Friday 13 November 2015

Trading places


This week, the Indian Prime Minister visited the UK just a couple of weeks after the Chinese President did the same. Both were sumptuously hosted, but the main events were trade deals. In between the two visits, though much less reported, the UK-Brazil Joint Economic and Trade Committee (JETCO) met in London.
This in itself tells us something about the global world economy. Whilst of the BRICs Russia’s relations with the UK remain frosty, for complex political reasons, the other three countries in this admittedly artificial bloc are being actively wooed by the Britain and many other countries.
This gives, in part at least, the lie to the repeated claim by those who want Britain to exit it that EU membership precludes the signing of trade deals. In part, because it is of course true that the UK cannot negotiate deals with third parties that would give EU single market access. But that should be good news for Eurosceptics since, were it possible, it would also be possible for any member state to do the same and thereby commit the UK to trade deals it had had no input into.
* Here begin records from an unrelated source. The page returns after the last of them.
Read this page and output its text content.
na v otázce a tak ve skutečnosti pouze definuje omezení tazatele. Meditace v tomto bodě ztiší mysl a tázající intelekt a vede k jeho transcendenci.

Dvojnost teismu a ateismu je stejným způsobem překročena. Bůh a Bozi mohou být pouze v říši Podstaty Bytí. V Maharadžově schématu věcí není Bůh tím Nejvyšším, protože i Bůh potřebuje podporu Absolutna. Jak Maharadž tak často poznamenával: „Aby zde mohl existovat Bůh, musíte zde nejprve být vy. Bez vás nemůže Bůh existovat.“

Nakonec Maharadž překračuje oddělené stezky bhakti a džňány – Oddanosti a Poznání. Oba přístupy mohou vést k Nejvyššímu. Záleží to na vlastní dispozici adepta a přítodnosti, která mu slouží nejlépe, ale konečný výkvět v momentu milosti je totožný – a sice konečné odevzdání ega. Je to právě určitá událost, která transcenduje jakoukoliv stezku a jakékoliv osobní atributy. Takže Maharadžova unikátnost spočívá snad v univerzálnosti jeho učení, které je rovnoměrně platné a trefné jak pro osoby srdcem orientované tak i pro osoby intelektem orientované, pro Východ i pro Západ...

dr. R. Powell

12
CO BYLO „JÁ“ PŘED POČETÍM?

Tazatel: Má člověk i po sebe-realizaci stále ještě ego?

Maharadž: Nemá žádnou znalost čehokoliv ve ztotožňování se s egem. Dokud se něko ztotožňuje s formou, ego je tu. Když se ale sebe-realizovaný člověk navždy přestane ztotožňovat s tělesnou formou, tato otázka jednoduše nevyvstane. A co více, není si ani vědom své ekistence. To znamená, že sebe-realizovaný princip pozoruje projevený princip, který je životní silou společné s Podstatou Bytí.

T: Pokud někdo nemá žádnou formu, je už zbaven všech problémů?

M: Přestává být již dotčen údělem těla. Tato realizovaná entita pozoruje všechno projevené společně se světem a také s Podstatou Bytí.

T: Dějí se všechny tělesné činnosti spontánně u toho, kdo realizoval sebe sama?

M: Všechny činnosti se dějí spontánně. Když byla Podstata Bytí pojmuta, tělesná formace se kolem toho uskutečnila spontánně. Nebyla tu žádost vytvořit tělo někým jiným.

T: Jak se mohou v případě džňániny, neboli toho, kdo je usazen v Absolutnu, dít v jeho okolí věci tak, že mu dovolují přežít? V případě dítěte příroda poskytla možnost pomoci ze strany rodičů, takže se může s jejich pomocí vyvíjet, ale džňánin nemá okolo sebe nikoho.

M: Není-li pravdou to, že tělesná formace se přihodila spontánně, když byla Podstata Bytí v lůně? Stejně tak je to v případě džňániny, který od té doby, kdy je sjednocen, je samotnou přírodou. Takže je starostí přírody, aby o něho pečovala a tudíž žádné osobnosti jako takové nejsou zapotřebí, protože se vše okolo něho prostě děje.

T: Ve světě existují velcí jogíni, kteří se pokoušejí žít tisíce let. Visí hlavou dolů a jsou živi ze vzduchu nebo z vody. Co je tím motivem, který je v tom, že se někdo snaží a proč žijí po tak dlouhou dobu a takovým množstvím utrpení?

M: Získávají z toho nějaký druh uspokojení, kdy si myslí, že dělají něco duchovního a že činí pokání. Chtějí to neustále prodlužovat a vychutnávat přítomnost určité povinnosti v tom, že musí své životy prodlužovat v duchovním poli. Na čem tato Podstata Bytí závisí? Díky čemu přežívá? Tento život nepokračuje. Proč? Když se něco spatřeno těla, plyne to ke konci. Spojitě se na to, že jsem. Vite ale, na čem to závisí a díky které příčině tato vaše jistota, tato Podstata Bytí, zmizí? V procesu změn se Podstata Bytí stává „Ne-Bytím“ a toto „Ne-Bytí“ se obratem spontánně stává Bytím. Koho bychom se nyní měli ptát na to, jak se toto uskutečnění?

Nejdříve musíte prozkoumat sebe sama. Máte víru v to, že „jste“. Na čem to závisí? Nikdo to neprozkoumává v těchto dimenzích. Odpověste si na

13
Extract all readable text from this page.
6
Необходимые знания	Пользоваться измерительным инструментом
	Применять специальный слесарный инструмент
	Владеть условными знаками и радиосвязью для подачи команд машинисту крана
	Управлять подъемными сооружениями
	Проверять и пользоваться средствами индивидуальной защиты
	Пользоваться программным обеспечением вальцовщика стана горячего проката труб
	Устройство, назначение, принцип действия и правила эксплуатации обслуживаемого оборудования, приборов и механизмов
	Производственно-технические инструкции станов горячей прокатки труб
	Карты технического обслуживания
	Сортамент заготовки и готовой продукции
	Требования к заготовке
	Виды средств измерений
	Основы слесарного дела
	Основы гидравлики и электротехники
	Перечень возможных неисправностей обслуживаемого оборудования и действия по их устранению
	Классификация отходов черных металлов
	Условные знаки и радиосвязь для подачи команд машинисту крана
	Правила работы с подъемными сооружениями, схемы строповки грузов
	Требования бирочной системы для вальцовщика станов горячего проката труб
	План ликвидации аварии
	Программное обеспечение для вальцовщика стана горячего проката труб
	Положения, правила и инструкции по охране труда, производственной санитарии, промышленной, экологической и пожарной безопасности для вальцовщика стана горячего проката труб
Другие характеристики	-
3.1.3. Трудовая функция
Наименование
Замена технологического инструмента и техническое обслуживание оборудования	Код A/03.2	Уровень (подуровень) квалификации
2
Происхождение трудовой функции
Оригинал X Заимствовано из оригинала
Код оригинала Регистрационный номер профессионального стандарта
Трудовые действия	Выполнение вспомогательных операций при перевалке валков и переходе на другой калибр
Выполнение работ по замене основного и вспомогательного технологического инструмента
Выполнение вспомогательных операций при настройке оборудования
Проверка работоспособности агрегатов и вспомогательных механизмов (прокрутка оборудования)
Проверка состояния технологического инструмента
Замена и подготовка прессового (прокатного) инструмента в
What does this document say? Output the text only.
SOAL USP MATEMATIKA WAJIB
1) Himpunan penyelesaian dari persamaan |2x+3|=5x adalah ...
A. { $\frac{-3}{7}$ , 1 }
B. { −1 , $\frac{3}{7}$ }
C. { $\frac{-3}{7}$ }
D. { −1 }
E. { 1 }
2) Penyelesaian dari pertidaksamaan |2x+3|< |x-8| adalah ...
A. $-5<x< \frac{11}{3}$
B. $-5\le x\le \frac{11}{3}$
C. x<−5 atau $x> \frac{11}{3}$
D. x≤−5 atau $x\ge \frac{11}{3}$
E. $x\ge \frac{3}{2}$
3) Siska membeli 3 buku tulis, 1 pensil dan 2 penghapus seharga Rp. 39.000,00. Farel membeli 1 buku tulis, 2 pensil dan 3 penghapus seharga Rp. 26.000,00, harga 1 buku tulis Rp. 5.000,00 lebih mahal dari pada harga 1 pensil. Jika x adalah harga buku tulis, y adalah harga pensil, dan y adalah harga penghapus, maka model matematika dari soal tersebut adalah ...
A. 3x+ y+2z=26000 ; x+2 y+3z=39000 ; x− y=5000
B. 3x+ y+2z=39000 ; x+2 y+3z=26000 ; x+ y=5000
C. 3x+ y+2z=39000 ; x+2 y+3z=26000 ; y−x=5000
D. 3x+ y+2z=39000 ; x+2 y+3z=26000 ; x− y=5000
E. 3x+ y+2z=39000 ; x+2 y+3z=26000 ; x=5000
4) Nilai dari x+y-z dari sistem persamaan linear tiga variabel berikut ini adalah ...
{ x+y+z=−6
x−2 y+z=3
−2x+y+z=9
And these deals also reveal something else. They are predicated in large part upon UK membership of the EU. The Chinese President – in a highly unusual intervention – made it clear during his visit that his country saw trade relations with the UK in terms of the EU, and urged against Brexit. The Indian PM was entirely unambiguous in saying that he saw the UK as India’s “entry point into the EU”.
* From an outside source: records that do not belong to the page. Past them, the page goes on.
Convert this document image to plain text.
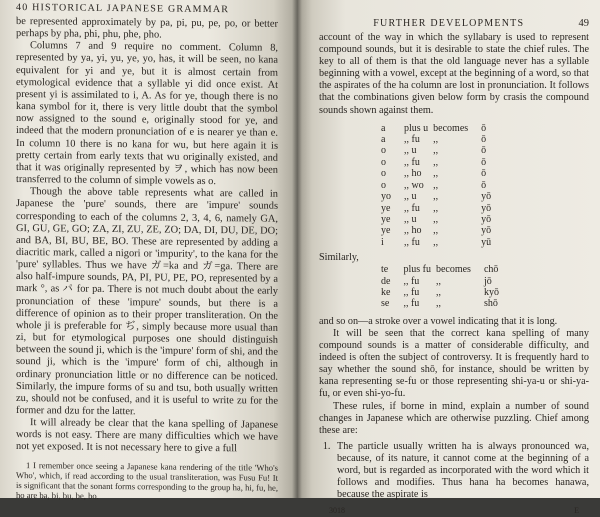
40 HISTORICAL JAPANESE GRAMMAR

be represented approximately by pa, pi, pu, pe, po, or better perhaps by pha, phi, phu, phe, pho.

Columns 7 and 9 require no comment. Column 8, represented by ya, yi, yu, ye, yo, has, it will be seen, no kana equivalent for yi and ye, but it is almost certain from etymological evidence that a syllable yi did once exist. At present yi is assimilated to i, A. As for ye, though there is no kana symbol for it, there is very little doubt that the symbol now assigned to the sound e, originally stood for ye, and indeed that the modern pronunciation of e is nearer ye than e. In column 10 there is no kana for wu, but here again it is pretty certain from early texts that wu originally existed, and that it was originally represented by ヲ, which has now been transferred to the column of simple vowels as o.

Though the above table represents what are called in Japanese the 'pure' sounds, there are 'impure' sounds corresponding to each of the columns 2, 3, 4, 6, namely GA, GI, GU, GE, GO; ZA, ZI, ZU, ZE, ZO; DA, DI, DU, DE, DO; and BA, BI, BU, BE, BO. These are represented by adding a diacritic mark, called a nigori or 'impurity', to the kana for the 'pure' syllables. Thus we have ガ=ka and ガ=ga. There are also half-impure sounds, PA, PI, PU, PE, PO, represented by a mark °, as パ for pa. There is not much doubt about the early pronunciation of these 'impure' sounds, but there is a difference of opinion as to their proper transliteration. On the whole ji is preferable for ぢ, simply because more usual than zi, but for etymological purposes one should distinguish between the sound ji, which is the 'impure' form of shi, and the sound ji, which is the 'impure' form of chi, although in ordinary pronunciation little or no difference can be noticed. Similarly, the impure forms of su and tsu, both usually written zu, should not be confused, and it is useful to write zu for the former and dzu for the latter.

It will already be clear that the kana spelling of Japanese words is not easy. There are many difficulties which we have not yet exposed. It is not necessary here to give a full

1 I remember once seeing a Japanese kana rendering of the title 'Who's Who', which, if read according to the usual transliteration, was Fusu Fu! It is significant that the sonant forms corresponding to the group ha, hi, fu, he, ho are ba, bi, bu, be, bo.

FURTHER DEVELOPMENTS	49

account of the way in which the syllabary is used to represent compound sounds, but it is desirable to state the chief rules. The key to all of them is that the old language never has a syllable beginning with a vowel, except at the beginning of a word, so that the aspirates of the ha column are lost in pronunciation. It follows that the combinations given below form by crasis the compound sounds shown against them.

a	plus u	becomes	ō
a	,, fu	,,	ō
o	,, u	,,	ō
o	,, fu	,,	ō
o	,, ho	,,	ō
o	,, wo	,,	ō
yo	,, u	,,	yō
ye	,, fu	,,	yō
ye	,, u	,,	yō
ye	,, ho	,,	yō
i	,, fu	,,	yū

Similarly,

te	plus fu	becomes	chō
de	,, fu	,,	jō
ke	,, fu	,,	kyō
se	,, fu	,,	shō

and so on—a stroke over a vowel indicating that it is long.

It will be seen that the correct kana spelling of many compound sounds is a matter of considerable difficulty, and indeed is often the subject of controversy. It is frequently hard to say whether the sound shō, for instance, should be written by kana representing se-fu or those representing shi-ya-u or shi-ya-fu, or even shi-yo-fu.

These rules, if borne in mind, explain a number of sound changes in Japanese which are otherwise puzzling. Chief among these are:

1. The particle usually written ha is always pronounced wa, because, of its nature, it cannot come at the beginning of a word, but is regarded as incorporated with the word which it follows and modifies. Thus hana ha becomes hanawa, because the aspirate is
3018	E
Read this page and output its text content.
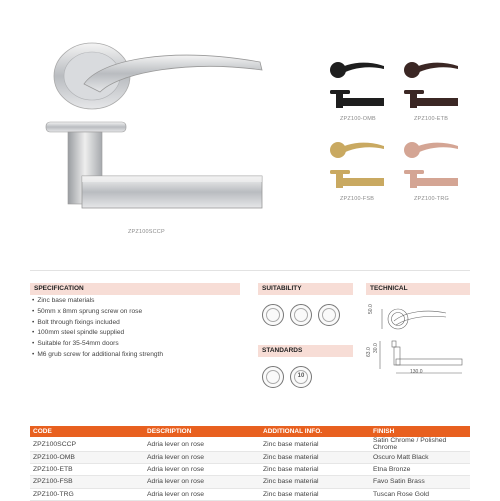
ZPZ100SCCP
ZPZ100-OMB	ZPZ100-ETB
ZPZ100-FSB	ZPZ100-TRG
SPECIFICATION
• Zinc base materials
• 50mm x 8mm sprung screw on rose
• Bolt through fixings included
• 100mm steel spindle supplied
• Suitable for 35-54mm doors
• M6 grub screw for additional fixing strength
SUITABILITY
STANDARDS
10
TECHNICAL
50.0
63.0 30.0
130.0
CODE	DESCRIPTION	ADDITIONAL INFO.	FINISH
ZPZ100SCCP	Adria lever on rose	Zinc base material	Satin Chrome / Polished Chrome
ZPZ100-OMB	Adria lever on rose	Zinc base material	Oscuro Matt Black
ZPZ100-ETB	Adria lever on rose	Zinc base material	Etna Bronze
ZPZ100-FSB	Adria lever on rose	Zinc base material	Favo Satin Brass
ZPZ100-TRG	Adria lever on rose	Zinc base material	Tuscan Rose Gold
The Brexiters’ idea that outside the EU there would be a queue of countries lining up to sign preferential trade deals is quite clearly nonsense, as the US have made clear. And any notion that the Commonwealth would be the locus of a new trade bloc is equally preposterous. Australia and Canada have made that clear and the fact that India’s visit to the UK came after visiting 28 other countries speaks volumes. This isn't any longer the world of Imperial Preference.
What did interest both China’s and India’s leaders was something quite different to trading with the UK post-Brexit. Both were concerned about the restrictions put upon visas to visit, work and study in the UK. All these – like the Brexit debate – have got caught up in the British panic about immigration, which is doing real damage, both economic and cultural, to the UK. International students are increasingly turning their backs on British universities as a result. But Brexit also matters to British universities, and this week they came out and said that it would be a catastrophe.
The over-arching debate in all this is not simply about Brexit, it’s about a realistic understanding of what the world is, and the UK’s place within it. These recent events underscore, like it or not, the realpolitik of that place. And it certainly isn't where Brexiters think it to be.